Shannon Winkles TeaChef Level 1

A light but surprisingly filling salad that's great any time of the year. The spearmint gives it a refreshing kick! Prep time: 20 min. Chill time: 20 min.

2 h 40 m 2


  • 3 c. plain yogurt
  • 4 medium cucumbers, peeled, seeded, and diced
  • 1/3 c. white onion, cut into strips
  • 1-2 cloves garlic, peeled and smashed
  • 2 tbsp. Adagio spearmint tea
  • 1 medium red tomato, chopped
  • 1 tbsp. finely chopped fresh dill (optional)
  • salt and pepper to taste


Drain the yogurt through a cheesecloth in a colander, and let sit for 2 hours. Discard the resulting liquid and set the yogurt aside.

While the yogurt drains, drain cucumber in a separate colander for 30 min. (add salt if desired). Press excess water out of the cucumber, rinse with cold water, and blot dry with a paper towel. Discard excess water and set cucumbers aside.

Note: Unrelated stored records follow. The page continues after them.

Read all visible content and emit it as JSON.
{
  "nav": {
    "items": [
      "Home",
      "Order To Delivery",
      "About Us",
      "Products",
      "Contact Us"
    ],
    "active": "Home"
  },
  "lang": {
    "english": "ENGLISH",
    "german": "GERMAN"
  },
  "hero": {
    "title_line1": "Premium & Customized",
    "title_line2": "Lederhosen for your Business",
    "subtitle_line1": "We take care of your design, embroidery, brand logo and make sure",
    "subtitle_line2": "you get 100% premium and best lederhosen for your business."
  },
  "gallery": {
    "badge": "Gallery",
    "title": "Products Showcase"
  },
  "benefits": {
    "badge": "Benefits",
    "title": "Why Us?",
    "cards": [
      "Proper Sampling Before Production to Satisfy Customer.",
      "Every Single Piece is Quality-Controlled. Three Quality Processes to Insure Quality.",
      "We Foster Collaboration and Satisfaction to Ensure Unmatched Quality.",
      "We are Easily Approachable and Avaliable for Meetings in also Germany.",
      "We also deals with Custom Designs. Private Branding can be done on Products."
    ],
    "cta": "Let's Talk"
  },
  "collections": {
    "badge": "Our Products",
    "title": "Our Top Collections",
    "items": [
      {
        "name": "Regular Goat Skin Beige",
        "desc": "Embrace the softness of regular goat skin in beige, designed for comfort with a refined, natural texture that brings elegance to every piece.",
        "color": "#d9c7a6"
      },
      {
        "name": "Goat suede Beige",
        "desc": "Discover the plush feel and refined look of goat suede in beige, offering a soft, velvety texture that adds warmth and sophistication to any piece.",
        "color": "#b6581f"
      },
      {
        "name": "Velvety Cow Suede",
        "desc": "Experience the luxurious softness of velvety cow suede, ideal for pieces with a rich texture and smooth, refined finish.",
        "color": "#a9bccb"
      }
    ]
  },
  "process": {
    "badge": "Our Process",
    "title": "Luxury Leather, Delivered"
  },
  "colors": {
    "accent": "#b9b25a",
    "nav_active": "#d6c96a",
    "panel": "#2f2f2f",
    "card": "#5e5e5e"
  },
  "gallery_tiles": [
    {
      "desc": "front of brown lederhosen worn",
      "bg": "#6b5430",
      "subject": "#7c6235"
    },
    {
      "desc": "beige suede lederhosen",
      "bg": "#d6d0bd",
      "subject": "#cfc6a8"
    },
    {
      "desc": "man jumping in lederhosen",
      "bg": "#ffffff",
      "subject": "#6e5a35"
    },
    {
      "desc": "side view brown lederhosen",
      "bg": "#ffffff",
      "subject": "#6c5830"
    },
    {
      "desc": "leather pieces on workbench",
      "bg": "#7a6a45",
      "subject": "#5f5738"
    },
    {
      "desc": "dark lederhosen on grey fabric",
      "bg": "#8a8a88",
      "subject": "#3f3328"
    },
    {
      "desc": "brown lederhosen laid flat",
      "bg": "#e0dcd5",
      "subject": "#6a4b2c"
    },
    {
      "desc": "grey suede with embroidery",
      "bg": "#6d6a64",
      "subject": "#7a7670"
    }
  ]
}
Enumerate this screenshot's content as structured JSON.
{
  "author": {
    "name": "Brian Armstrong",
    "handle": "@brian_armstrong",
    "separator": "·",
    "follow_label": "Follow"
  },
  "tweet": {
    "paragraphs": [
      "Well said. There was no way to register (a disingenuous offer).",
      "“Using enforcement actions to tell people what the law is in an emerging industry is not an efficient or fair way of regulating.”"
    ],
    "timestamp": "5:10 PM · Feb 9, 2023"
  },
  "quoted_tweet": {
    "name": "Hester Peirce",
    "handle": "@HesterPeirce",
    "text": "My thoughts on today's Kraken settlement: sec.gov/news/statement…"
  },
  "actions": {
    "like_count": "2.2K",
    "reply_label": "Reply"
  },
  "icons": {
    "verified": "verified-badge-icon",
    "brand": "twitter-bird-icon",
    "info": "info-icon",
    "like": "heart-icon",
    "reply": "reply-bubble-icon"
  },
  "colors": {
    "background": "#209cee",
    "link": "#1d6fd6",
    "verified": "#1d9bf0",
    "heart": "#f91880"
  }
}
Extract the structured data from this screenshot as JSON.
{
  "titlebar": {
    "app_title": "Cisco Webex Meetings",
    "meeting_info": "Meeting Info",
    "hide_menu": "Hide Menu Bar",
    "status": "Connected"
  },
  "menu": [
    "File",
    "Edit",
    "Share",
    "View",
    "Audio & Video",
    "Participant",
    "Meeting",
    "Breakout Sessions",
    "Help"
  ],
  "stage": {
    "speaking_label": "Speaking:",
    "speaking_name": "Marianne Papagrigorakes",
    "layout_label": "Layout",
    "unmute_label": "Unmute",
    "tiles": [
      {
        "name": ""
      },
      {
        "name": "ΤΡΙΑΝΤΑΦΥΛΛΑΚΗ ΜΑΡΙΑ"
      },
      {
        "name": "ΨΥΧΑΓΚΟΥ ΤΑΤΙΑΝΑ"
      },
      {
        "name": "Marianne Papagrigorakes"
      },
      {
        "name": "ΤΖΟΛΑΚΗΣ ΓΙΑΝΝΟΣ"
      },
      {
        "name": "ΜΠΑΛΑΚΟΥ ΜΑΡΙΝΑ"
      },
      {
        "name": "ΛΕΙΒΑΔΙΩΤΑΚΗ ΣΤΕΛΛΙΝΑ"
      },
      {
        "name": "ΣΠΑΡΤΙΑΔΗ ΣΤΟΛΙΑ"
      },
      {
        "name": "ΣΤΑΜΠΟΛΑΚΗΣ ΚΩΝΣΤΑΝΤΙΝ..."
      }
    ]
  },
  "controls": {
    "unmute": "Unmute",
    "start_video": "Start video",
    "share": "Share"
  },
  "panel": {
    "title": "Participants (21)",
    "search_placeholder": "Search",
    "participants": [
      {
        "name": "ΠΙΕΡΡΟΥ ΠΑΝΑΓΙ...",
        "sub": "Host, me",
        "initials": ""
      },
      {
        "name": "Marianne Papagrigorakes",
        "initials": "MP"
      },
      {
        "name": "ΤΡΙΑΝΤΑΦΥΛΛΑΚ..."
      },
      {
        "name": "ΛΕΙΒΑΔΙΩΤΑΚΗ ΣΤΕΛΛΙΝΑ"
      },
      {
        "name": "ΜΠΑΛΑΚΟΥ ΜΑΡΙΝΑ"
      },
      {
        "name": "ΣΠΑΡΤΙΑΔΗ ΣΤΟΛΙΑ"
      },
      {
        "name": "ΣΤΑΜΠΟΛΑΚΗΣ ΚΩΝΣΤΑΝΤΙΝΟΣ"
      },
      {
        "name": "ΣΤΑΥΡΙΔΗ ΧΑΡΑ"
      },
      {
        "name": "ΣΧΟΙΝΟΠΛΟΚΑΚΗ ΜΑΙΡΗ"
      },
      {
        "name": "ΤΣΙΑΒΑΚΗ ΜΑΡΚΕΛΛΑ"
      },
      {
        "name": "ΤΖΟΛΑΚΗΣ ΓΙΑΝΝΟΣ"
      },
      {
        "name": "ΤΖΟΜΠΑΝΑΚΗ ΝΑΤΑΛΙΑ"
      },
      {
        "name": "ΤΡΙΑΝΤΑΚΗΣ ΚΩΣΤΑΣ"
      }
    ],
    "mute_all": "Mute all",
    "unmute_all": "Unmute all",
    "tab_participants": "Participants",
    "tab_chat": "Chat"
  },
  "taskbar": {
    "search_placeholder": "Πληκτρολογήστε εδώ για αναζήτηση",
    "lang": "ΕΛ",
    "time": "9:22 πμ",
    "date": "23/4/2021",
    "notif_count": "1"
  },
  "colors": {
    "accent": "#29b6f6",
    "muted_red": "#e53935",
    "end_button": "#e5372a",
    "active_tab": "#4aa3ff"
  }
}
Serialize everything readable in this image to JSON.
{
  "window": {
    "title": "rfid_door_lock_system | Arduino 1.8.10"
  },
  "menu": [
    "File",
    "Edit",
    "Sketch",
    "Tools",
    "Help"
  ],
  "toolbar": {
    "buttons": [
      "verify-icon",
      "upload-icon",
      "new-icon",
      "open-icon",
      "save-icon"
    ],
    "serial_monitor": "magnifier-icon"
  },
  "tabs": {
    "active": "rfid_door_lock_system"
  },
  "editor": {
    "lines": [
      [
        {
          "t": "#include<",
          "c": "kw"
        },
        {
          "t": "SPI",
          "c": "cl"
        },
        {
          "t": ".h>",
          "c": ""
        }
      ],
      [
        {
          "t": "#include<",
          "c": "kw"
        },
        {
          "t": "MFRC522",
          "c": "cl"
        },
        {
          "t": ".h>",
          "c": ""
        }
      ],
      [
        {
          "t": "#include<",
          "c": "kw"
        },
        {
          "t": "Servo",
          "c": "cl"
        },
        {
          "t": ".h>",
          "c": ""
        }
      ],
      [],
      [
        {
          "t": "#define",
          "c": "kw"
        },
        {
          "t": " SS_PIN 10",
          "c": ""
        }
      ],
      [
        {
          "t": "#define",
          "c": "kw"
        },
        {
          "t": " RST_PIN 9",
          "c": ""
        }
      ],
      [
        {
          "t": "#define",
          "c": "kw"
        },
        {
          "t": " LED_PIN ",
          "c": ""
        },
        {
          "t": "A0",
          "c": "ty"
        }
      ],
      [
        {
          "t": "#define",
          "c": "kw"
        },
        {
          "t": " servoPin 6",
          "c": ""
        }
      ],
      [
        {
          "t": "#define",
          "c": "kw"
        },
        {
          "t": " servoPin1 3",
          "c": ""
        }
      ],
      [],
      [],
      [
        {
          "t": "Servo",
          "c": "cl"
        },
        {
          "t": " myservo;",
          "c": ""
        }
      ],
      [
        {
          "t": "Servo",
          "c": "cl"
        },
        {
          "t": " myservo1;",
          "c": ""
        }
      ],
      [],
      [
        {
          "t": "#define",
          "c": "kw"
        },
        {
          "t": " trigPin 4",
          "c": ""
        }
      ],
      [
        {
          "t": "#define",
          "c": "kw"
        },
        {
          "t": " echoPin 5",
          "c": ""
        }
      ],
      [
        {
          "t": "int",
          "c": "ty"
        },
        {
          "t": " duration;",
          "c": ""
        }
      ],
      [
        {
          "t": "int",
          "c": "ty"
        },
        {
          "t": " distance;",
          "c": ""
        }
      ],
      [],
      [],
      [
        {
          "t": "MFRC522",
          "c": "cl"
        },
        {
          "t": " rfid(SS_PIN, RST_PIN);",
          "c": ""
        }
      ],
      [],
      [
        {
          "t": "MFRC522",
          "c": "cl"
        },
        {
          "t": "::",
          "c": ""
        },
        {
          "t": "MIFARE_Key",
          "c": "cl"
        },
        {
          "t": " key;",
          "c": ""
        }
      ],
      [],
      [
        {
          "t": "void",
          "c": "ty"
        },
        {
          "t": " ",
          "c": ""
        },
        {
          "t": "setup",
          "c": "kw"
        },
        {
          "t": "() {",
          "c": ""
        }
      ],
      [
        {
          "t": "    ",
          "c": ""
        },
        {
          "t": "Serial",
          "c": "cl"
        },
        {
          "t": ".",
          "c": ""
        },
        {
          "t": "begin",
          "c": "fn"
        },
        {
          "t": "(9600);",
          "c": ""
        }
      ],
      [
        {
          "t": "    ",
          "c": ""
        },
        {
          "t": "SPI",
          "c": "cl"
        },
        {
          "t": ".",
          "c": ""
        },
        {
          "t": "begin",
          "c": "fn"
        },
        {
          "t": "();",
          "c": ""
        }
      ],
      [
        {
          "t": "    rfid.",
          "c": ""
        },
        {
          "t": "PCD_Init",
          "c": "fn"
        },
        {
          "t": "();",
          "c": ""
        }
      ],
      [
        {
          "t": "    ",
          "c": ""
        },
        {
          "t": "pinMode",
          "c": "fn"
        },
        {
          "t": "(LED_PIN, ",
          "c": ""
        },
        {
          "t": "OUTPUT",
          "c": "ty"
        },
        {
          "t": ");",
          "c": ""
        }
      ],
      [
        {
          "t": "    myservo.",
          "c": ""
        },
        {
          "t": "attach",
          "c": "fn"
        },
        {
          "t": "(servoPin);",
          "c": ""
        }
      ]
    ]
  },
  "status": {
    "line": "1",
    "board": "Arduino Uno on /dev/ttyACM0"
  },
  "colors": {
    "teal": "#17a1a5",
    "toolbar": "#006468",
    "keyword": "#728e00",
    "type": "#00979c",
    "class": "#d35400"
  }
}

Add garlic, tomato, onion, and salt and pepper to a medium-to-large salad bowl and stir.

Combine tomato mixture with cucumbers and yogurt in a larger salad bowl. Add mint and dill. Toss thoroughly, but gently.

Refrigerate for 20 min. and serve.

Note: For a creamier salad, puree another cucumber and add to salad in final step. For a thicker salad, use less yogurt.